Chapter19 Katie Howard
"Are you nuts?" Martin looks out the bedroom window at the collapsed barn before turning to look at Beth; who's sitting on the bed with her arms in her lap and head down. "I don't get it; weren't you the one who wanted to leave this place before any of this even started? What was it you'd say…you didn't feel comfortable…that you had a bad feeling about this place?
Now, we find out your feelings were right about this house all along, and, you don't want to leave; even after Trish told you about the missing families…offered us the money to leave? Beth; what's going on?"
Beth sits motionless as Martin becomes angry with her for not answering. He goes to the bed, stands in front of her, and shouts, "Beth! What's going on?"
Nothing.
"Beth! Answer me damn it! What's going on?!"
Still nothing.
Martin loses his temper and slaps her across the face. "Answer me!"
There's no reaction from her. She remains in that same position; silent.

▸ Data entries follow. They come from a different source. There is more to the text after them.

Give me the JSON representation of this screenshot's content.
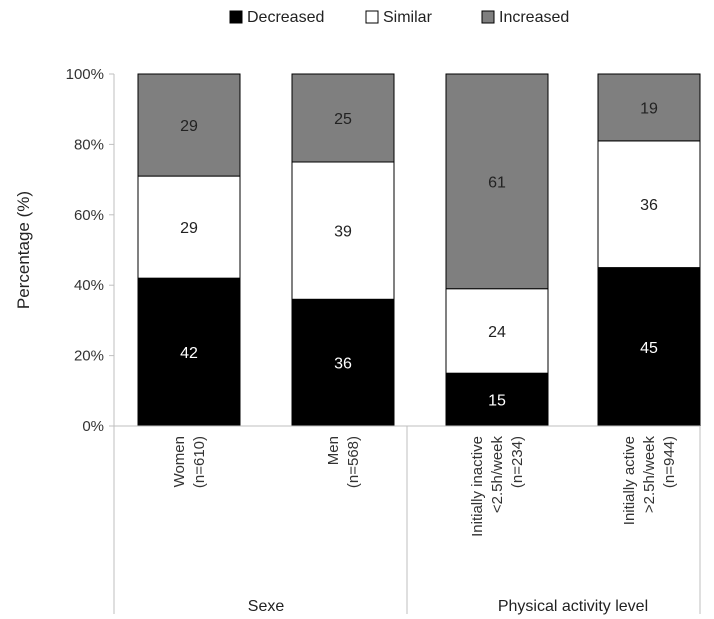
{
  "chart_data": {
    "type": "bar",
    "stacked": true,
    "title": "",
    "xlabel": "",
    "ylabel": "Percentage (%)",
    "ylim": [
      0,
      100
    ],
    "yticks": [
      "0%",
      "20%",
      "40%",
      "60%",
      "80%",
      "100%"
    ],
    "legend_position": "top",
    "categories": [
      [
        "Women",
        "(n=610)"
      ],
      [
        "Men",
        "(n=568)"
      ],
      [
        "Initially inactive",
        "<2.5h/week",
        "(n=234)"
      ],
      [
        "Initially active",
        ">2.5h/week",
        "(n=944)"
      ]
    ],
    "groups": [
      {
        "label": "Sexe",
        "categories": [
          0,
          1
        ]
      },
      {
        "label": "Physical activity level",
        "categories": [
          2,
          3
        ]
      }
    ],
    "series": [
      {
        "name": "Decreased",
        "color": "#000000",
        "label_color": "#ffffff",
        "values": [
          42,
          36,
          15,
          45
        ]
      },
      {
        "name": "Similar",
        "color": "#ffffff",
        "label_color": "#222222",
        "values": [
          29,
          39,
          24,
          36
        ]
      },
      {
        "name": "Increased",
        "color": "#7f7f7f",
        "label_color": "#222222",
        "values": [
          29,
          25,
          61,
          19
        ]
      }
    ],
    "grid": false
  }
}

Martin…coming to his senses, and realizing what he's just done…drops to his knees in front of Beth and pleads, "Oh God, Beth, Baby, I'm so sorry …I didn't mean to… please, forgive me. I swear I…Oh God, Beth…" He places his head down and cries in her lap; still getting no reaction from Beth.
A few minutes pass before Beth softly utters, "Katie Howard."
Martin looks up, forces himself to stop crying while wiping the tears away with his shirt sleeve, and asks, "What?"
She repeats, "Katie Howard."
"Who's Katie Howard?"
"She was my first best friend. We met in preschool when we were four; and, were best friends for three years until…" Beth becomes silent again.
"Until what?" Martin gets up and sits next to Beth.
Beth, still looking down, continues, "Until one summer, Katie and her family went away for vacation. Her father use to drink…a lot. They were on their way back, and her father was loaded as usual; so, I guess he never saw the flashing lights at the railroad crossing when he smashed through the bar and drove in front of an oncoming train. They were all killed that night. My best friend in the whole world was gone."
Tears run down Beth's cheeks. She wipes them away while taking in a breath, and continues…
"I remember it hurt so much. I cried for days; saying to myself over and over it wasn't fair. Why'd that have to happen? Why did I have to lose my best friend?" Beth starts to laugh a little, while crying at the same time, "God, it's amazing how selfish we can be when we're young; isn't it? I mean, my best friend and her family were just killed, and there I was wondering how such a thing could happen to me? Sure I lost a friend; but she lost her life. But I couldn't help it; I was so angry. So hurt."
Beth wipes away more tears before continuing.
"Then, my grandmother came over one day and told me that it was okay to feel sad; but, not to feel bad for Katie. She told me that even though it was a terrible thing that had happened to her; she was okay now. My grandmother told me that whenever a child dies, God will automatically take them up to be with Him in Heaven.
And, for some reason, when she told me that; I remember starting to feel a little better. It took a while, of course, to be okay with the fact that I'd never see Katie again; but, it hurt less after hearing my grandmother tell me that she has gone to Heaven to be with God. And since then, I've always believed that in my heart; that when a child dies, they automatically go off to Heaven, regardless."
Beth pauses. Then goes on…
"Remember when Anna was a newborn, and she become real sick with pneumonia? For awhile we were worried that she wasn't going to pull through? You remember that, Martin?" Martin nods. "God that was so scary. I remember praying to God constantly, begging him, ‘Please don't let our baby die. Please don't take her away from us.'
And after praying, I'd remember what my grandmother told me about how children would go right to Heaven to be with Him; and, for some brief momentary second, I would somehow feel a little comforted in that…even though I returned to being scared out of my mind after that. But, there was that small moment of comfort in that belief.
Thank God Anna pulled through though. But, I've always kept what my grandmother told me in my heart."
Beth stands up, walks over to the window, and stares outside. She continues…
"Now we're here; and, we've got the spirits of three dead children stuck here. Why? I don't understand. Why haven't they gone to Heaven to be with God, Martin? Why hasn't He brought them to Him? It doesn't make any sense to me. I always believed what my grandmother told me that day; I've found comfort in my heart with that belief.
And now, this situation goes against everything I believed to be true; and, I don't understand. I need to know why these children were left behind here."